Other common symptoms of PCP include incomprehensible speech, or lack of ability to speak at all, and involuntary rapid movements of the eye, or being unable to control movements of the eye at all. These occur due to the drug affecting the area’s in the brain related to speech production, being Broca’s area located in the frontal lobe, and those that control the muscles of the eye and vision, mainly found in the brainstem, or occipital lobe. Like the Cerebellum, these areas of the brain cause these malfunctions due to lack of strong communication of the neurons.

Besides the effects that occur from inhibiting NMDA, PCP also largely shows effects as it inhibits the action of the neurotransmitter nAChR. With the connection between the skeleton and muscles no longer in full control, movement response is slow and rigid. In the case where the person needs to react and move out of the way such as from a moving car, they may be unable to do so fast enough due to the loss of action of nAChR.


From the information covered, it can be concluded that the drug Phencyclidine is clearly a dangerous drug to be inserting in a person’s body.
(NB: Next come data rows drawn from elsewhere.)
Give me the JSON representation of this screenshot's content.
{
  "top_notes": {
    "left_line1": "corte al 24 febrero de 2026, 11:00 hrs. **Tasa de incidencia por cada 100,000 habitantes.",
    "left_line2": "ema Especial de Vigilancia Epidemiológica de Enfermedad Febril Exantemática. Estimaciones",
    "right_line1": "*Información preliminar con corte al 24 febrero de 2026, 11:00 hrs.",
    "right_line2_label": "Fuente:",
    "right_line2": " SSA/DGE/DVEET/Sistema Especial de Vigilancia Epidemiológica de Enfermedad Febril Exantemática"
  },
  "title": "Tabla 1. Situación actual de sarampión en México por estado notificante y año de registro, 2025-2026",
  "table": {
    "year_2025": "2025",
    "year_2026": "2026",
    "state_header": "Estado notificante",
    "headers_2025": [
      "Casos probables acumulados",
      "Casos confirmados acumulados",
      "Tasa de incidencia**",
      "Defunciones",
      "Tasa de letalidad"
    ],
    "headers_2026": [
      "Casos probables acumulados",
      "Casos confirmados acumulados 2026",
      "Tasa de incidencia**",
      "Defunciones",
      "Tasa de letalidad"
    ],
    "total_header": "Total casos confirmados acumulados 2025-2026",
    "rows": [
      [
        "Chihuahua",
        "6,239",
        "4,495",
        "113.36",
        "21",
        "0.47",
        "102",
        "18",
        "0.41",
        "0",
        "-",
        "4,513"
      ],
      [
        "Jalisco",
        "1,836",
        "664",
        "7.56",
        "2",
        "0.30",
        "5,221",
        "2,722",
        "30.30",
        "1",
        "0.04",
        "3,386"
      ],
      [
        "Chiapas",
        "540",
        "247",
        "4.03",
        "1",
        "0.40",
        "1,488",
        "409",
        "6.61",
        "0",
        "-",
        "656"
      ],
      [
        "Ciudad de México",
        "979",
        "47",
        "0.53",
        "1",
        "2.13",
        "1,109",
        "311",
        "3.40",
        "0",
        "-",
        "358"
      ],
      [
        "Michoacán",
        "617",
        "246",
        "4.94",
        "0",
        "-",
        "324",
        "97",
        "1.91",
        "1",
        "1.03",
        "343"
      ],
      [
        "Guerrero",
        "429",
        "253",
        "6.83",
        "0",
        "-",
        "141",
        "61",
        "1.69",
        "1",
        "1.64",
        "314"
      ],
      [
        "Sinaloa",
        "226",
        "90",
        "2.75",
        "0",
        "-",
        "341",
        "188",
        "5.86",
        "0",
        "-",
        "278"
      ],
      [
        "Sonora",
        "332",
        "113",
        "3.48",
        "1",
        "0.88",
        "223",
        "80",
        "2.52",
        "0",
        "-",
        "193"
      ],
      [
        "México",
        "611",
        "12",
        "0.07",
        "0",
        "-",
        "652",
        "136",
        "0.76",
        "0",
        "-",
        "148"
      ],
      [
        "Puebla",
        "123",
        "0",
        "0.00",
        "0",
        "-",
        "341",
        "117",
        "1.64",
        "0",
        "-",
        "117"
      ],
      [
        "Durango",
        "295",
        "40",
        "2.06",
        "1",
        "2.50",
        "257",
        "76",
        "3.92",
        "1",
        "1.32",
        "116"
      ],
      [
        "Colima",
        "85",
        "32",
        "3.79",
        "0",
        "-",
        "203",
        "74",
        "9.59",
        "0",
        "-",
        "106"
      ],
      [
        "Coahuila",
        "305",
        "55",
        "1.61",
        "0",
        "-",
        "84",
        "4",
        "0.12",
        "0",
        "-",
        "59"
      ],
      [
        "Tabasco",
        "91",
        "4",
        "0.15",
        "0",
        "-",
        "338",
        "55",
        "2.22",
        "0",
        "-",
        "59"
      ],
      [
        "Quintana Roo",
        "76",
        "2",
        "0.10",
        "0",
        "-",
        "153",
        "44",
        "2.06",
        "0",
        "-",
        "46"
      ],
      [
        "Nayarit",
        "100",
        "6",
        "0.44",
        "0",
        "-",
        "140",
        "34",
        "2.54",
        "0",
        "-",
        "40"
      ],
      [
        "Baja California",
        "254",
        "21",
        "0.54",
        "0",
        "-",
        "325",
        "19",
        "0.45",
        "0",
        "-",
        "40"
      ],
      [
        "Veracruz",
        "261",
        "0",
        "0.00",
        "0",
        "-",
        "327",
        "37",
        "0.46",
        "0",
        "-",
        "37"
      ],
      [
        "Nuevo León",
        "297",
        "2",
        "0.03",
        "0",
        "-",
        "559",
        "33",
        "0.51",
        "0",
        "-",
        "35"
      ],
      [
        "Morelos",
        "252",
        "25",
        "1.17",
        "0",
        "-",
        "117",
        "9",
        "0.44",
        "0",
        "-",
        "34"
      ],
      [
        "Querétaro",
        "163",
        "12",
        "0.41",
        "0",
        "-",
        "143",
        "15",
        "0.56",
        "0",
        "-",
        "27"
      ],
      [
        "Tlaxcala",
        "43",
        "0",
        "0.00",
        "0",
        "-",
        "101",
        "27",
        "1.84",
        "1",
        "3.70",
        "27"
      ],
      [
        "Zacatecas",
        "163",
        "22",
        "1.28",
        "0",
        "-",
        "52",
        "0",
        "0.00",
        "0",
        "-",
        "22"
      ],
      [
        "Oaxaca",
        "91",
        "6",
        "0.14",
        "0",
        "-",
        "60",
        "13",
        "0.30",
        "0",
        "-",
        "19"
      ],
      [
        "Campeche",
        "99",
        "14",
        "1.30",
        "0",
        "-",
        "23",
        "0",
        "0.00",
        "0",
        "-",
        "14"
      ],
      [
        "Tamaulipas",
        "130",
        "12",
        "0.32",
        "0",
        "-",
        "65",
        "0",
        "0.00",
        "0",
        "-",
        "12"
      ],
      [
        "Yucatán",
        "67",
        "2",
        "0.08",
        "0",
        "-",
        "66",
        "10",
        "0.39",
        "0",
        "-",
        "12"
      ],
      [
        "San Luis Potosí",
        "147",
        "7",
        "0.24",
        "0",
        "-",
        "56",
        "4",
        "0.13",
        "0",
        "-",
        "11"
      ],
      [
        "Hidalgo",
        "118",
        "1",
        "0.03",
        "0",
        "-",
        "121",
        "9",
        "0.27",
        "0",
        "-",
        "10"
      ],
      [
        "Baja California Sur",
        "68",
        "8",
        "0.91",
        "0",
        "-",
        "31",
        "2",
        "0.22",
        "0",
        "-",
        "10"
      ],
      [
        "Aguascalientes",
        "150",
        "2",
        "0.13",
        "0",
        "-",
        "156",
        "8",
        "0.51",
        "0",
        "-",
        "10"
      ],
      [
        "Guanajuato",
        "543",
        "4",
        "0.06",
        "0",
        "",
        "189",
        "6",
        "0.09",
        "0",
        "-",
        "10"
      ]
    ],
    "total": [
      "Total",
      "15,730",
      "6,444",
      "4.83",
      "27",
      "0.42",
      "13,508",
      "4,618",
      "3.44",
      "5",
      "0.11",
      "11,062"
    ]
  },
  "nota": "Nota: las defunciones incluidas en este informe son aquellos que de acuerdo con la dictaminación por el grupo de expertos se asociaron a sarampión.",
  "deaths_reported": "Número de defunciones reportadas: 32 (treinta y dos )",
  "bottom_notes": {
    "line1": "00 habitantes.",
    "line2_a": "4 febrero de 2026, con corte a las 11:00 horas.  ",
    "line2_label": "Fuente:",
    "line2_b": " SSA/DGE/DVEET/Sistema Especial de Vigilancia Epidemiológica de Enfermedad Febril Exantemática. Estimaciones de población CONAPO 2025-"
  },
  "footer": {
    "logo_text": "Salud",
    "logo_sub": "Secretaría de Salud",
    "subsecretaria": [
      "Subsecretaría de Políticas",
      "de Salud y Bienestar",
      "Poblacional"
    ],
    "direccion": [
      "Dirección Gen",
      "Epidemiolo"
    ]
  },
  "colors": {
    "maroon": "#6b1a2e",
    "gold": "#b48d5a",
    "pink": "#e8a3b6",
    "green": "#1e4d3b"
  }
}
By inhibiting the action of the neurotransmitters NMDA and nAChR, PCP holds many negative effects on body control. By inhibiting the action of the neurotransmitters, PCP slows down or even blocks communication throughout the brain, and from there, the rest of the body, making control of the body and everyday functions difficult. PCP is highly addictive due to its connection with the reward pathway as it causes the release of Dopamine within the brain. As the user of the drug becomes addicted and they consume more PCP, their ability to control their own body lessons. Uptake of PCP can lower the user’s blood pressure and restrict breathing, it also prevents the user from feeling pain, which may lead the person to harm themselves with no realisation. This drug has led many users to maim themselves or others and commit acts completely unrecognisable from their general personality. 
PCP takes its toll on body control as it inhibits communication throughout the brain; with this communication blocked, movement of muscles and other tasks such as speech are obstructed and the user of the drug is at risk of potentially harming themselves to an extreme.